Tribunal Administratif de Nancy — Décision N° TA54-2002623

mardi 13 décembre 2022

JuridictionTribunal Administratif de Nancy
SectionTribunal Administratif de Nancy
N° DossierTA54-2002623
TypeDécision
RecoursExcès de pouvoir
PublicationC
FormationChambre 1
Avocat requérantAMBROSELLI

Texte intégral

Vu la procédure suivante :

Par une requête enregistrée le 21 octobre 2020, l'association Lorraine Nature Environnement, l'association Réseau " Sortir du nucléaire ", M. E G, M. C A, M. C I B et M. E H, représentés par Me Ambroselli, demandent au tribunal :

1°) d'annuler la décision implicite du 22 août 2020 par laquelle le préfet de la Meuse a refusé d'édicter un arrêté portant rattachement au régime forestier du Bois Lejuc situé à Mandres-en-Barrois ;

2°) d'enjoindre au préfet de la Meuse d'édicter un arrêté portant rattachement au régime forestier du Bois Lejuc dans un délai d'un mois à compter de la notification du jugement à intervenir sous astreinte de 100 euros par jours de retard ;

3°) de mettre à la charge de l'Etat une somme de 2 000 euros sur le fondement de l'article L 761-1 du code de justice administrative.

Ils soutiennent que :

- la décision attaquée est entachée d'incompétence, dès lors que la lettre du 16 avril 2020 a été signée par M. C D alors que ce dernier ne dispose d'aucune délégation en matière d'arrêté prononçant le rattachement au régime forestier d'un massif forestier ;

- elle méconnaît les dispositions des articles L. 211-1 et L. 214-3 du code forestier tels qu'interprétées par l'instruction technique n° DGPE/SDFCB/2016-656 du ministre de l'agriculture, de l'agroalimentaire et de la forêt du 19 juillet 2016.
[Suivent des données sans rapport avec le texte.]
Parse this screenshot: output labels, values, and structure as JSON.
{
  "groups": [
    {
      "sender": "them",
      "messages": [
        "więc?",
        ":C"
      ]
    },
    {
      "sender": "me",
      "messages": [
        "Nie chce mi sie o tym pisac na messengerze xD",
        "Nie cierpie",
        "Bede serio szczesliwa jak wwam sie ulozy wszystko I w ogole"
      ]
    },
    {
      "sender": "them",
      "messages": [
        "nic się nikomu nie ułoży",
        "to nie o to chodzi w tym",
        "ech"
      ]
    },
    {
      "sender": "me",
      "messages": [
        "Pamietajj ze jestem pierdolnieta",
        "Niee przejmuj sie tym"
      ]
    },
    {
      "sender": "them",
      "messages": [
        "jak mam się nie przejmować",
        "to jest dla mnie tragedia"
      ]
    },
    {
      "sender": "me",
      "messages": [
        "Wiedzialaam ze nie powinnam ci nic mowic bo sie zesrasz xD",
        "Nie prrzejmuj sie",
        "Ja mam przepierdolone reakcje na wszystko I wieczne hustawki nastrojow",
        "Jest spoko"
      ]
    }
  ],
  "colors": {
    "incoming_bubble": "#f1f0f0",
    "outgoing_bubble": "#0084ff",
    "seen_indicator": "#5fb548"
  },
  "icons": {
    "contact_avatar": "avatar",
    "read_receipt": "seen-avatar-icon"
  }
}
Par un mémoire en défense, enregistré le 16 mars 2021, la préfète de la Meuse conclut au rejet de la requête.

Elle soutient que les moyens de la requête ne sont pas fondés.

Par un mémoire en défense, enregistré le 14 juin 2022, l'Agence nationale pour la gestion des déchets radioactifs (ANDRA), représentée par Me Clément, conclut au rejet de la requête et à la mise à la charge conjointe et solidaire des requérants d'une somme de 5 000 euros sur le fondement de l'article L. 761-1 du code de justice administrative.

Elle soutient que :

- la requête est tardive dès lors qu'elle est dirigée contre une décision confirmative d'une décision définitive ;

- ni les associations, ni les personnes physiques requérantes n'ont intérêt à agir contre la décision attaquée ;

- les moyens de la requête ne sont pas fondés.
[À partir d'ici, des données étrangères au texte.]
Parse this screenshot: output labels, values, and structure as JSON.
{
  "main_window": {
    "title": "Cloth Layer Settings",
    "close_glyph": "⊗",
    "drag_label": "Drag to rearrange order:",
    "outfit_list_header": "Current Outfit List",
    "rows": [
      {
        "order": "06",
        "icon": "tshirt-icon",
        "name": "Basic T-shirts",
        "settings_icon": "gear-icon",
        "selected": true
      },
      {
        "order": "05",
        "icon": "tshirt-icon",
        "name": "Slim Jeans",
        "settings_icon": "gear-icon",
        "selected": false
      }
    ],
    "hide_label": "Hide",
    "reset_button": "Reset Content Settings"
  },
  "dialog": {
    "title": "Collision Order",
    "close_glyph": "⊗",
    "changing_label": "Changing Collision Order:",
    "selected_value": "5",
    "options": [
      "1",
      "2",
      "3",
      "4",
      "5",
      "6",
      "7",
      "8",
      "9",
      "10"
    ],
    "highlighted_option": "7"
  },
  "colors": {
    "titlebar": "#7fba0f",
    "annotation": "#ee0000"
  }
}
La procédure a été communiquée à la commune de Mandres-en-Barrois qui n'a pas produit d'observations.

Vu les autres pièces du dossier.

Vu :

- le code forestier ;

- le code de justice administrative.

Les parties ont été régulièrement averties du jour de l'audience.

Ont été entendus au cours de l'audience publique :

- le rapport de M. F,

- les conclusions de Mme Guidi, rapporteure publique,

- et les observations de Me Dufour, représentant l'Agence nationale pour la gestion des déchets radioactifs.

Considérant ce qui suit :

1. Par un courrier en date du 7 mars 2020, dont le préfet de la Meuse a accusé réception par un courrier en date du 16 avril 2020, l'association Lorraine Nature Environnement (LNE), l'association Réseau " Sortir du nucléaire ", MM. G, A, B et H ont demandé au préfet de la Meuse de prononcer le rattachement au régime forestier du Bois Lejuc, constitué des parcelles cadastrées section E nos 827, 828, 829 et 964, situées à Mandres-en-Barrois (Meuse). Par la requête susvisée, l'association LNE et autres demandent au tribunal d'annuler la décision implicite par laquelle le préfet de la Meuse a refusé de faire droit à cette demande.
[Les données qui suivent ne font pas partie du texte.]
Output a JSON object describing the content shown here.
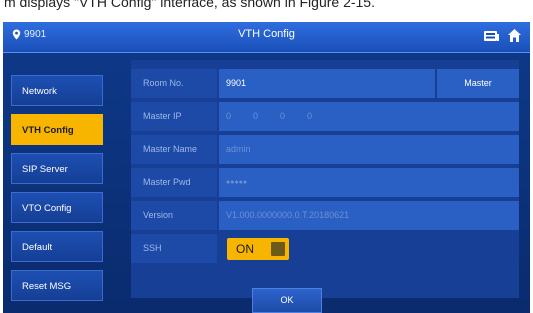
{
  "doc_caption": "m displays \"VTH Config\" interface, as shown in Figure 2-15.",
  "header": {
    "location": "9901",
    "title": "VTH Config",
    "icons": [
      "location-pin-icon",
      "message-icon",
      "home-icon"
    ]
  },
  "sidebar": {
    "items": [
      {
        "label": "Network",
        "active": false
      },
      {
        "label": "VTH Config",
        "active": true
      },
      {
        "label": "SIP Server",
        "active": false
      },
      {
        "label": "VTO Config",
        "active": false
      },
      {
        "label": "Default",
        "active": false
      },
      {
        "label": "Reset MSG",
        "active": false
      }
    ]
  },
  "form": {
    "room_no": {
      "label": "Room No.",
      "value": "9901"
    },
    "master_button": "Master",
    "master_ip": {
      "label": "Master IP",
      "octets": [
        "0",
        "0",
        "0",
        "0"
      ]
    },
    "master_name": {
      "label": "Master Name",
      "value": "admin"
    },
    "master_pwd": {
      "label": "Master Pwd",
      "value": "●●●●●"
    },
    "version": {
      "label": "Version",
      "value": "V1.000.0000000.0.T.20180621"
    },
    "ssh": {
      "label": "SSH",
      "state": "ON"
    }
  },
  "ok_button": "OK",
  "colors": {
    "accent": "#f7b500",
    "panel": "#173f96",
    "field": "#2a5fc4"
  }
}
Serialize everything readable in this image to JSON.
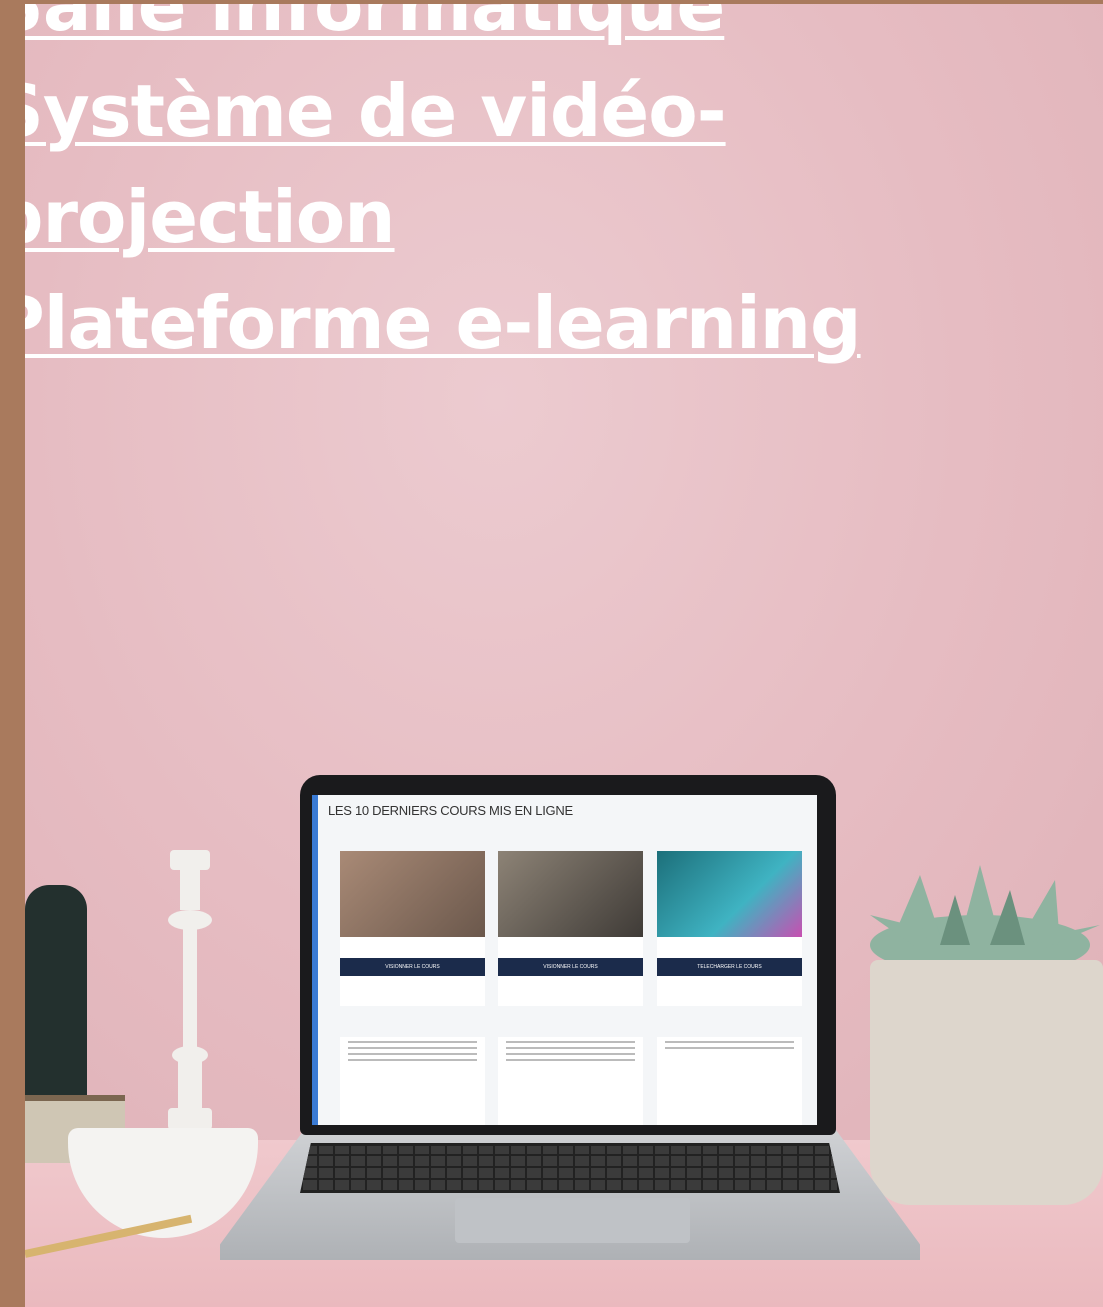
{
  "headings": [
    "Salle informatique",
    "Système de vidéo-",
    "projection",
    "Plateforme e-learning"
  ],
  "laptop_screen": {
    "title": "LES 10 DERNIERS COURS MIS EN LIGNE",
    "cards": [
      {
        "button": "VISIONNER LE COURS"
      },
      {
        "button": "VISIONNER LE COURS"
      },
      {
        "button": "TELECHARGER LE COURS"
      }
    ]
  },
  "colors": {
    "wall": "#e6bcc2",
    "accent_bar": "#a97a5d",
    "heading_text": "#ffffff",
    "screen_button": "#1b2b4b"
  }
}
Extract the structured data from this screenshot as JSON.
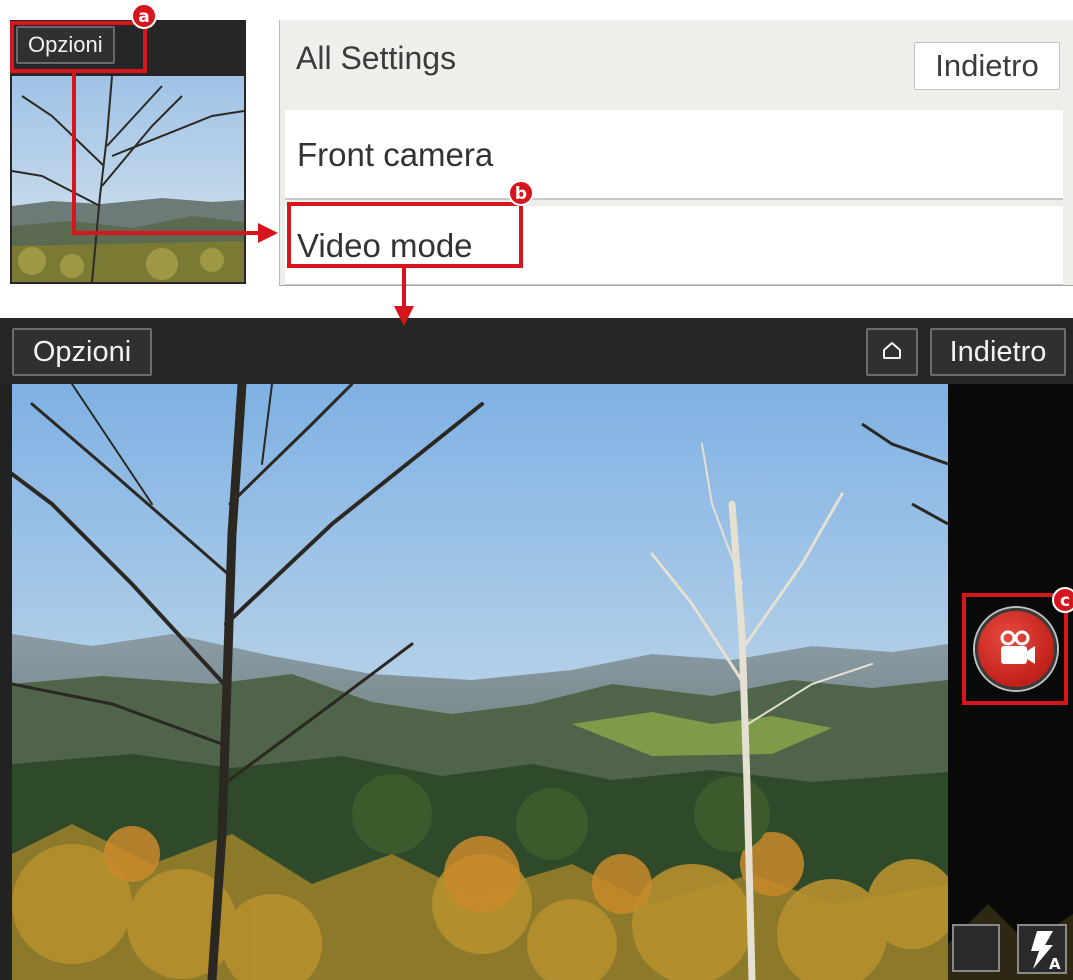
{
  "thumbnail": {
    "options_label": "Opzioni"
  },
  "settings": {
    "title": "All Settings",
    "back_label": "Indietro",
    "items": [
      {
        "label": "Front camera"
      },
      {
        "label": "Video mode"
      }
    ]
  },
  "camera": {
    "options_label": "Opzioni",
    "home_icon": "home-icon",
    "back_label": "Indietro",
    "record_icon": "video-camera-icon",
    "record_color": "#d22a22",
    "flash_icon": "flash-auto-icon",
    "flash_mode": "A"
  },
  "annotations": {
    "accent_color": "#d7151d",
    "labels": [
      "a",
      "b",
      "c"
    ]
  }
}
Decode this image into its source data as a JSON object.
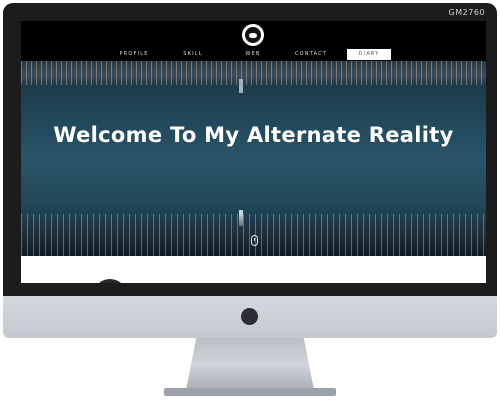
{
  "monitor": {
    "model_label": "GM2760"
  },
  "site": {
    "nav": {
      "items": [
        {
          "label": "PROFILE",
          "active": false
        },
        {
          "label": "SKILL",
          "active": false
        },
        {
          "label": "WEB",
          "active": false
        },
        {
          "label": "CONTACT",
          "active": false
        },
        {
          "label": "DIARY",
          "active": true
        }
      ]
    },
    "hero": {
      "title": "Welcome To My Alternate Reality"
    }
  },
  "colors": {
    "nav_background": "#000000",
    "hero_tint": "#21475a",
    "active_tab_background": "#ffffff",
    "monitor_bezel": "#1c1c1e",
    "monitor_body": "#c4c9d0"
  },
  "icons": {
    "logo": "round-emblem-icon",
    "scroll": "mouse-scroll-icon"
  }
}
Sur les conclusions à fin d'annulation :

2. En premier lieu, une décision implicite de rejet est réputée avoir été prise par l'autorité compétente pour se prononcer sur la demande. Si les requérants font valoir que la lettre du 16 avril 2020, par laquelle le préfet de la Meuse a accusé réception de leur demande tendant à ce qu'il prononce le rattachement au régime forestier du Bois Lejuc, a été signée par M. Michel Gouriou, secrétaire général de la préfecture de la Meuse, alors que ce dernier ne dispose d'aucune délégation en matière d'arrêté prononçant le rattachement au régime forestier d'un massif forestier, cette circonstance est sans incidence sur la légalité de la décision implicite par laquelle le préfet a refusé de faire droit à cette demande. Par suite, le moyen tiré de l'incompétence de l'auteur de la décision implicite attaquée ne peut qu'être écarté.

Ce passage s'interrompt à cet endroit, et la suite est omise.